Volgens het Sipri Jaarboek 2013 vertegenwoordigt de 682 miljard dollar militaire uitgaven van de VS 39% van het wereldtotaal. De volgend in de rij is China met 9,5%, dan komen Rusland (5,2%), UK (3,5%), Japan en Frankrijk (3,4%), Saoedi Arabië (3,2%), India en Duitsland (2,6%). Zuid-Korea staat op de 12de plaats met 1,8% van de werelduitgaven voor defensie.
In een wederwoord argumenteerde ik dat het kernwapen op zich toch wel tot een aparte categorie behoort.

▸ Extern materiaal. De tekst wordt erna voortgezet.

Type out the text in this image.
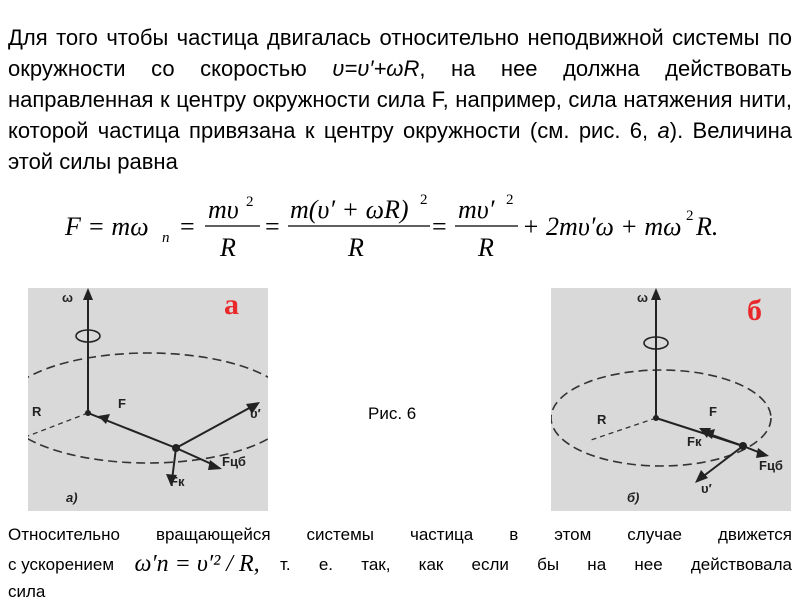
Для того чтобы частица двигалась относительно неподвижной системы по окружности со скоростью υ=υ′+ωR, на нее должна действовать направленная к центру окружности сила F, например, сила натяжения нити, которой частица привязана к центру окружности (см. рис. 6, а). Величина этой силы равна
F = mω n =
mυ 2
R
=
m(υ′ + ωR) 2
R
=
mυ′ 2
R
+ 2mυ′ω + mω 2 R.
ω
R
F
υ′
Fцб
Fк
а)
а
Рис. 6
ω
R
F
υ′
Fцб
Fк
б)
б
Относительно вращающейся системы частица в этом случае движется
с ускорением ω′n = υ′² / R, т. е. так, как если бы на нее действовала
сила
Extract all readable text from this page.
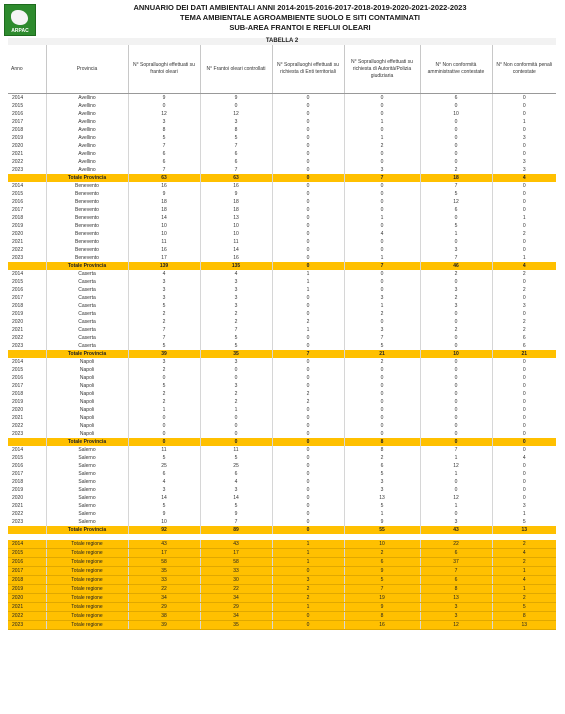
ARPAC
ANNUARIO DEI DATI AMBIENTALI ANNI 2014-2015-2016-2017-2018-2019-2020-2021-2022-2023
TEMA AMBIENTALE AGROAMBIENTE SUOLO E SITI CONTAMINATI
SUB-AREA FRANTOI E REFLUI OLEARI
TABELLA 2
Anno	Provincia	N° Sopralluoghi effettuati su frantoi oleari	N° Frantoi oleari controllati	N° Sopralluoghi effettuati su richiesta di Enti territoriali	N° Sopralluoghi effettuati su richiesta di Autorità/Polizia giudiziaria	N° Non conformità amministrative contestate	N° Non conformità penali contestate
2014	Avellino	9	9	0	0	6	0
2015	Avellino	0	0	0	0	0	0
2016	Avellino	12	12	0	0	10	0
2017	Avellino	3	3	0	1	0	1
2018	Avellino	8	8	0	0	0	0
2019	Avellino	5	5	0	1	0	3
2020	Avellino	7	7	0	2	0	0
2021	Avellino	6	6	0	0	0	0
2022	Avellino	6	6	0	0	0	3
2023	Avellino	7	7	0	3	2	3
	Totale Provincia	63	63	0	7	18	4
2014	Benevento	16	16	0	0	7	0
2015	Benevento	9	9	0	0	5	0
2016	Benevento	18	18	0	0	12	0
2017	Benevento	18	18	0	0	6	0
2018	Benevento	14	13	0	1	0	1
2019	Benevento	10	10	0	0	5	0
2020	Benevento	10	10	0	4	1	2
2021	Benevento	11	11	0	0	0	0
2022	Benevento	16	14	0	0	3	0
2023	Benevento	17	16	0	1	7	1
	Totale Provincia	139	135	0	7	46	4
2014	Caserta	4	4	1	0	2	2
2015	Caserta	3	3	1	0	0	0
2016	Caserta	3	3	1	0	3	2
2017	Caserta	3	3	0	3	2	0
2018	Caserta	5	3	0	1	3	3
2019	Caserta	2	2	0	2	0	0
2020	Caserta	2	2	2	0	0	2
2021	Caserta	7	7	1	3	2	2
2022	Caserta	7	5	0	7	0	6
2023	Caserta	5	5	0	5	0	6
	Totale Provincia	39	35	7	21	10	21
2014	Napoli	3	3	0	2	0	0
2015	Napoli	2	0	0	0	0	0
2016	Napoli	0	0	0	0	0	0
2017	Napoli	5	3	0	0	0	0
2018	Napoli	2	2	2	0	0	0
2019	Napoli	2	2	2	0	0	0
2020	Napoli	1	1	0	0	0	0
2021	Napoli	0	0	0	0	0	0
2022	Napoli	0	0	0	0	0	0
2023	Napoli	0	0	0	0	0	0
	Totale Provincia	0	0	0	8	0	0
2014	Salerno	11	11	0	8	7	0
2015	Salerno	5	5	0	2	1	4
2016	Salerno	25	25	0	6	12	0
2017	Salerno	6	6	0	5	1	0
2018	Salerno	4	4	0	3	0	0
2019	Salerno	3	3	0	3	0	0
2020	Salerno	14	14	0	13	12	0
2021	Salerno	5	5	0	5	1	3
2022	Salerno	9	9	0	1	0	1
2023	Salerno	10	7	0	9	3	5
	Totale Provincia	92	89	0	55	43	13

2014	Totale regione	43	43	1	10	22	2
2015	Totale regione	17	17	1	2	6	4
2016	Totale regione	58	58	1	6	37	2
2017	Totale regione	35	33	0	9	7	1
2018	Totale regione	33	30	3	5	6	4
2019	Totale regione	22	22	2	7	8	1
2020	Totale regione	34	34	2	19	13	2
2021	Totale regione	29	29	1	9	3	5
2022	Totale regione	38	34	0	8	3	8
2023	Totale regione	39	35	0	16	12	13
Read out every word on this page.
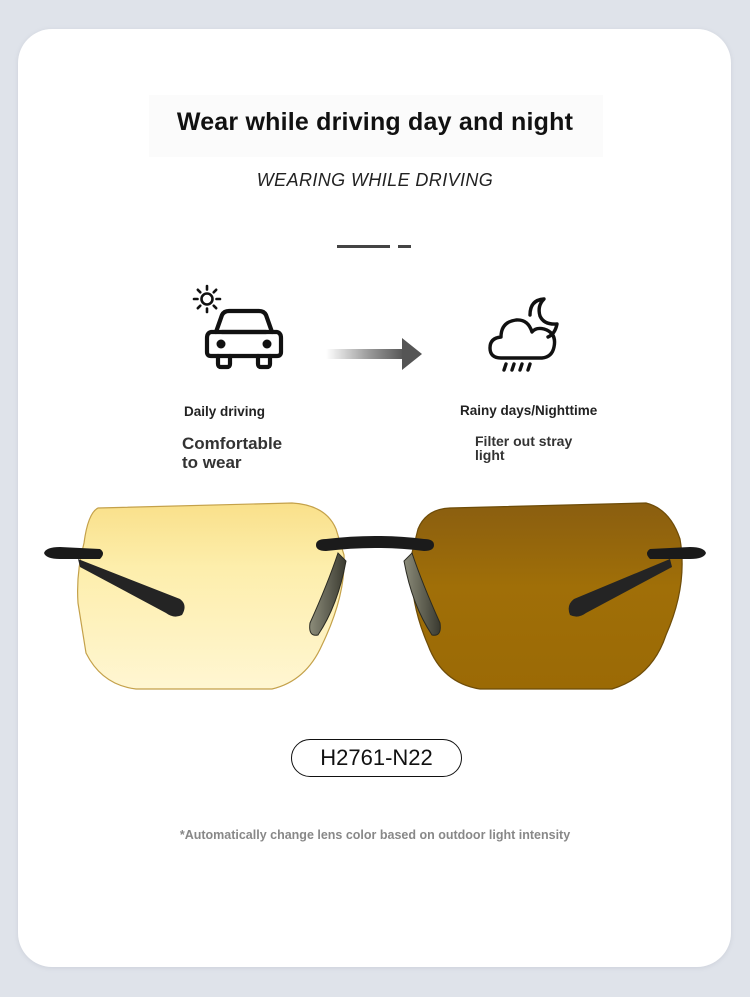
Wear while driving day and night
WEARING WHILE DRIVING
Daily driving
Comfortable
to wear
Rainy days/Nighttime
Filter out stray
light
H2761-N22
*Automatically change lens color based on outdoor light intensity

Het is het gruwelijkste massavernietigingswapen dat bestaat, waarrond een echte apartheidspolitiek wordt gevoerd. Hoe kunnen de vijf permanente leden van de VN Veiligheidsraad voor zichzelf het recht opeisen om anderen af te schrikken met een wapen dat ze deze anderen ontzeggen? Een mogelijke conclusie uit onze discussie zou kunnen zijn dat elke actie voor ontwapening meer dan zijn plaats heeft. Het kernwapen is van die aard dat sterke aandacht vereist is. Tegelijkertijd moet er op gelet worden dat een (te sterke?) campagnefocus de vredesbeweging bij het grote publiek niet tot een one-issue-beweging doet krimpen, die dan nog te weinig oog zou over hebben voor de andere facetten van militaire dominantie. Opkomen tegen de bewapeningsbudgetten in het algemeen, is mede de boodschap. Een campagne die specifiek focust op de kernwapens kan daar een mobiliserend onderdeel van zijn, – en heeft zijn eigen bestaansreden – maar blijft best gekaderd in dit breder beeld. Het is niet omdat de kernwapens zouden verdwijnen dat de machtspolitiek die steunt op militarisme daarmee van de baan zou zijn.